The coalition of NGOs, when reacting to the White Paper last year, had proposed a three-year minimum in order to start addressing the issue of tenants living precarious lives.

The three-year minimum proposed by the NGOs would be binding on the landlord, they said, with the tenant able to leave the place during the contract period without any penalty on condition they give due notice.

The NGOs also remarked that Government plans to grant tax credits to landlords who offer contracts that are longer than one year are positive, “but this will unfortunately have only a limited effect on incentivising longer-term contracts.”

The Act would regulate annual rent-price increases by pegging them to the Property Price Index and capping them at 5%. However, the NGOs said that this regulation only applies to increases during contract duration, that is, to those cases where landlords provide contracts that are longer than one year.

Unreasonable rent increases, with no limit whatsoever, would still be allowed following the end of the contract period, they argued.

The coalition of NGOs added that it had proposed that the monthly rent to be paid in any new contract, irrespective of whether it is with the same or a different tenant, should not be higher than 10% of the last monthly rent paid under the previous contract. “This would prevent exorbitant increases in rent-prices following the expiry of contracts,” they said.

Besides these points on the principles underpinning the regulation framework, the NGOs also have specific points as feedback regarding some articles, namely:

· The Bill allows two exceptions to the obligatory one-year minimum contract term. These exceptions apply when i) proof is presented attesting that the lessee is a non-resident worker or student whose stay in Malta will be shorter than six months, or a resident who needs to rent an alternative primary residence for a period of less than six months, and ii) in the case of room rentals. Whilst the first set of exceptions is understandable, the second should be removed. Tenants renting rooms should be afforded the same protection as those renting a whole unit.

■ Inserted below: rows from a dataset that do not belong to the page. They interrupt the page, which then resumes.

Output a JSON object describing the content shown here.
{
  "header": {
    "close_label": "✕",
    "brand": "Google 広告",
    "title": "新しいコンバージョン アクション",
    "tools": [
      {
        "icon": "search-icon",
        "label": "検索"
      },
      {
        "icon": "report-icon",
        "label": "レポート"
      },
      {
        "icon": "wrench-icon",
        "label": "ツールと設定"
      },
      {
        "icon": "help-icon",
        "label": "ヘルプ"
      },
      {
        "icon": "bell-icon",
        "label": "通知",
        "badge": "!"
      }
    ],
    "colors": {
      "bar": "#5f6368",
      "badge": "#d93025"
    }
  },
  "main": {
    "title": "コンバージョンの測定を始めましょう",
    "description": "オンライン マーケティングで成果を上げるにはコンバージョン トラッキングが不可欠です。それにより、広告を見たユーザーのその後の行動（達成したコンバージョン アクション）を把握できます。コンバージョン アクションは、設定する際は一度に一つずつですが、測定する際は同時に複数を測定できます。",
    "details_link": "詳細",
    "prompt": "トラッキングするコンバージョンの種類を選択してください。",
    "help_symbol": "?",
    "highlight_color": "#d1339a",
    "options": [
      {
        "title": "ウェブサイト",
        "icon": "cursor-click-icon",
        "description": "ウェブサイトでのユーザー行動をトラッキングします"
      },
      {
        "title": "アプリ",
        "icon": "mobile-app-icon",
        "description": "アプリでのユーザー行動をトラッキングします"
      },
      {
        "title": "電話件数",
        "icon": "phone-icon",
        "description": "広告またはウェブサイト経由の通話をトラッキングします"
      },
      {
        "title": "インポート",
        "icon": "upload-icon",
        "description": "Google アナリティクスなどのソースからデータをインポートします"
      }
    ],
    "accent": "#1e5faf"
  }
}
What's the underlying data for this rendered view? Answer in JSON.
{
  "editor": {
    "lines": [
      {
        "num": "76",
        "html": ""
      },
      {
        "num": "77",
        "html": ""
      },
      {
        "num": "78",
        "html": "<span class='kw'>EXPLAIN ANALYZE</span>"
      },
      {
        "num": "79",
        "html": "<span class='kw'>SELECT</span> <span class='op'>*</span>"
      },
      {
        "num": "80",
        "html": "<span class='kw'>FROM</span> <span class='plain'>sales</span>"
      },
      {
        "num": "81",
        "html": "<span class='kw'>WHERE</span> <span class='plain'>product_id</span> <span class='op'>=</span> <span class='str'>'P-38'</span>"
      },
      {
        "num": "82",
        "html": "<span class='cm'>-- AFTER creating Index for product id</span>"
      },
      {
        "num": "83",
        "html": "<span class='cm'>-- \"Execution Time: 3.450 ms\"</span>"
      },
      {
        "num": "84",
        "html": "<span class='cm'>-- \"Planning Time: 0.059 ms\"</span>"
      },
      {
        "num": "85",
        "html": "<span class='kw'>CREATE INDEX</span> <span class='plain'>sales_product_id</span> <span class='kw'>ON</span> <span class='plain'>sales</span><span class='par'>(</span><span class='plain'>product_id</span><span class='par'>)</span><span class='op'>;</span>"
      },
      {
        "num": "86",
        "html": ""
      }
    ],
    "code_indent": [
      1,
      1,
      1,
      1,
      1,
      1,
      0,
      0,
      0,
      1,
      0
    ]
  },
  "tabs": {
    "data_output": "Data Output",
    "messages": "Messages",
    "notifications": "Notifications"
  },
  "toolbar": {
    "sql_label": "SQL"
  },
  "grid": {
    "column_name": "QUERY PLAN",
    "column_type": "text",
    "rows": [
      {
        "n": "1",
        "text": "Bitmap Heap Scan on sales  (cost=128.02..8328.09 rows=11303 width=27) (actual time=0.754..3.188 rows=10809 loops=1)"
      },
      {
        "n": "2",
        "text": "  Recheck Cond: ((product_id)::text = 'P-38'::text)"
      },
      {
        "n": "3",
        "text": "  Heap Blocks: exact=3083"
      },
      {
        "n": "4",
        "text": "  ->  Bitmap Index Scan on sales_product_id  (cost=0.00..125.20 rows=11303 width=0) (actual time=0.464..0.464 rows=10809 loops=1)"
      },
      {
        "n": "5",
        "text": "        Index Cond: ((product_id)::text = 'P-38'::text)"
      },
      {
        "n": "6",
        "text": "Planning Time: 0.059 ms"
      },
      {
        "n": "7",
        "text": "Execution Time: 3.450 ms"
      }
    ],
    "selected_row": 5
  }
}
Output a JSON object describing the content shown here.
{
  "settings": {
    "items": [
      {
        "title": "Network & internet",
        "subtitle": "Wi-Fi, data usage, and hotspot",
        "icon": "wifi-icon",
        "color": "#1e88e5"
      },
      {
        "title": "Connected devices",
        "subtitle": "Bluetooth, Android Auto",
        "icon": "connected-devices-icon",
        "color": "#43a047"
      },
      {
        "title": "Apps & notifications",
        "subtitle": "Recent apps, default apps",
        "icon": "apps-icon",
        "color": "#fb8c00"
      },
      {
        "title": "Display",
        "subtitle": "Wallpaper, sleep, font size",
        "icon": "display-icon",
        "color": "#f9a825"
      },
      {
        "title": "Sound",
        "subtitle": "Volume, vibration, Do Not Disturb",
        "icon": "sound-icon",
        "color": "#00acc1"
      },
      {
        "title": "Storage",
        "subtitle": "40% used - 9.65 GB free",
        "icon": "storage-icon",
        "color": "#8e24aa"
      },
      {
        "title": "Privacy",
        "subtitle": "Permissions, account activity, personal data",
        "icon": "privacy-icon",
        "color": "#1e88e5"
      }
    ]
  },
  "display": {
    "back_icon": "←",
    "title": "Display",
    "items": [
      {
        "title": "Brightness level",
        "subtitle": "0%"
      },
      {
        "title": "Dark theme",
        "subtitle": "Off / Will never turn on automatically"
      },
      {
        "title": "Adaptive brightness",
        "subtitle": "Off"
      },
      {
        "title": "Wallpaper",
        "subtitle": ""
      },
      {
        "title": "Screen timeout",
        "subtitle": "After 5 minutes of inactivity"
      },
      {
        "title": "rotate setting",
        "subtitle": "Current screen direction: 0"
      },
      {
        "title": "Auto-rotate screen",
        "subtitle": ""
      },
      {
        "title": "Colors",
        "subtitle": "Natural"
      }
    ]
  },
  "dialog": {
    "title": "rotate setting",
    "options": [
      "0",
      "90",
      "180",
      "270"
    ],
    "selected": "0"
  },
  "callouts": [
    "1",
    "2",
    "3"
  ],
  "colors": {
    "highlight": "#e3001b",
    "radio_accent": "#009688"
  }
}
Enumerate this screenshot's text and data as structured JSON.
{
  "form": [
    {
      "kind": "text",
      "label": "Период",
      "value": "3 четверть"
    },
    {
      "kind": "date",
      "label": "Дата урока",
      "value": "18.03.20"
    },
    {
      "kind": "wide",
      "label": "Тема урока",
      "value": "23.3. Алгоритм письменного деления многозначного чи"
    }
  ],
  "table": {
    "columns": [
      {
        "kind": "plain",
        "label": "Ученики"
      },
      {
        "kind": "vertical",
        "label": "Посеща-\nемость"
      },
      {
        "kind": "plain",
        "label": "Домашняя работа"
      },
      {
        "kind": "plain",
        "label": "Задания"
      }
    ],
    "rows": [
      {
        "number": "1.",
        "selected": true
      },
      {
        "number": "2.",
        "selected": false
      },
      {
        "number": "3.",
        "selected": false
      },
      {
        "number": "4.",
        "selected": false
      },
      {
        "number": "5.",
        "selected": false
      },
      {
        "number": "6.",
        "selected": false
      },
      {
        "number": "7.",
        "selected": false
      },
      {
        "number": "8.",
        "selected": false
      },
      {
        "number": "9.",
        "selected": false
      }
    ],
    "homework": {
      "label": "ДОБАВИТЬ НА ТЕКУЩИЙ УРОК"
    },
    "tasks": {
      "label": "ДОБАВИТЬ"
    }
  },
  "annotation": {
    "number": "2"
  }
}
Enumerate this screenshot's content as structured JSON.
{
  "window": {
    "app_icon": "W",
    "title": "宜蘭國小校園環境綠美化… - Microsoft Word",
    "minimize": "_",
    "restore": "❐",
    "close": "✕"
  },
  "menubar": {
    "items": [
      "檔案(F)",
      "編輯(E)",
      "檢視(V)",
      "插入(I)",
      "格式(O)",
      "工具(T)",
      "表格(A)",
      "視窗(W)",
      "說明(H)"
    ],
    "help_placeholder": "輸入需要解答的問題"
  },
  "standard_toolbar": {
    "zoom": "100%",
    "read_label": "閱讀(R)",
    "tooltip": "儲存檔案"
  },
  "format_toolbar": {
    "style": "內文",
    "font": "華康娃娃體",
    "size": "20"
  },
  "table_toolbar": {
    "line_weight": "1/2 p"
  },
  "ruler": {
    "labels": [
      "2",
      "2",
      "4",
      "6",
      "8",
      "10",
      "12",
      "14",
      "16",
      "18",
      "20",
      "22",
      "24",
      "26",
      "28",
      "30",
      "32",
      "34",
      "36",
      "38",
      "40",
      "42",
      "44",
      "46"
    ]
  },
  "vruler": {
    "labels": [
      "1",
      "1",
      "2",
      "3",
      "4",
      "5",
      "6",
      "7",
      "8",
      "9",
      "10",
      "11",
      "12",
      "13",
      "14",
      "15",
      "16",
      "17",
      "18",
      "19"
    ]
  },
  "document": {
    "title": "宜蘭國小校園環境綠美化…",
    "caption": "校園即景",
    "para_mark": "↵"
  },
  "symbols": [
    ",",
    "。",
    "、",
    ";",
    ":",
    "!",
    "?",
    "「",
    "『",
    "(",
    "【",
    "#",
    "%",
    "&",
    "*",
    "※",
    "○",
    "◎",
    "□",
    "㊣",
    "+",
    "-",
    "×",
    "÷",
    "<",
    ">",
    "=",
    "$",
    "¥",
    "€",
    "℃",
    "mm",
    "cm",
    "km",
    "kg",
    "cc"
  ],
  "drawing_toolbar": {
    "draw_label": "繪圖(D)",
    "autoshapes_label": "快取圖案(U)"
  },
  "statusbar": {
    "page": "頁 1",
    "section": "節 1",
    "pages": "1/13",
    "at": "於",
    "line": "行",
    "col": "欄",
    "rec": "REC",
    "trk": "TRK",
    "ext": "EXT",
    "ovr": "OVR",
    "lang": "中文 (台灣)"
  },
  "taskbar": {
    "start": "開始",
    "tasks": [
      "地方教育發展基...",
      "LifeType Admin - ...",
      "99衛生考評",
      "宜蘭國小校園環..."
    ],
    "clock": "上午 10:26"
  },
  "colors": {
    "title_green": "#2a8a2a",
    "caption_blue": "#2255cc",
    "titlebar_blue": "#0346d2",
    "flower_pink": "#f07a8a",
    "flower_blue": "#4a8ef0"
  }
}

· The Bill states that the landlord has thirty days to register the contract from commencement of the lease. However, the law does not spell out that a contract should be in place from the first day of the lease and, when not, the lease is to be considered a de facto one with the protection afforded to tenants in such leases. In the absence of such a provision, landlords who are caught leasing without a contract can simply claim that thirty days from the commencement of lease have not yet passed, and it will be very difficult for the tenant to prove otherwise.

· The Bill gives the right to the tenant to access their utility bills. The Bill should go further and establish a mechanism whereby the tenant has automatic access to their water and electricity bills.

The coalition of NGOs said that they will continue to push for a rent regulation framework that enhances stability and peace of mind for tenants and landlords, eliminates discrimination and which avoids situations of precariousness, always bearing in mind that adequate housing is a fundamental human right.

The NGOs concluded by saying that they will be presenting their reactions and proposals during the Bill’s discussion in the Parliamentary Committee prior to its enactment.

The coalition of NGOs are:

1. aditus Foundation

2. African Media Association Malta

3. Alleanza Kontra il-Faqar

4. Forum Komunita’ Bormliza

5. Integra Foundation

6. Isles of the Left

7. Koperattiva Kummerc Gust

8. Malta Gay Rights Movement

9. Malta Humanists Association

10. Malta Tenant Support

11. Mid-Dlam ghad-Dawl

12. Moviment Graffitti

13. Platform of Human Rights Organisations in Malta (PHROM)

14. SOS Malta

15. Spark 15

16. The Critical Institute

17. The Millennium Chapel

18. Third World Group Malta

19. Women’s Rights Foundation

20. Zminijietna – Voice of the Left.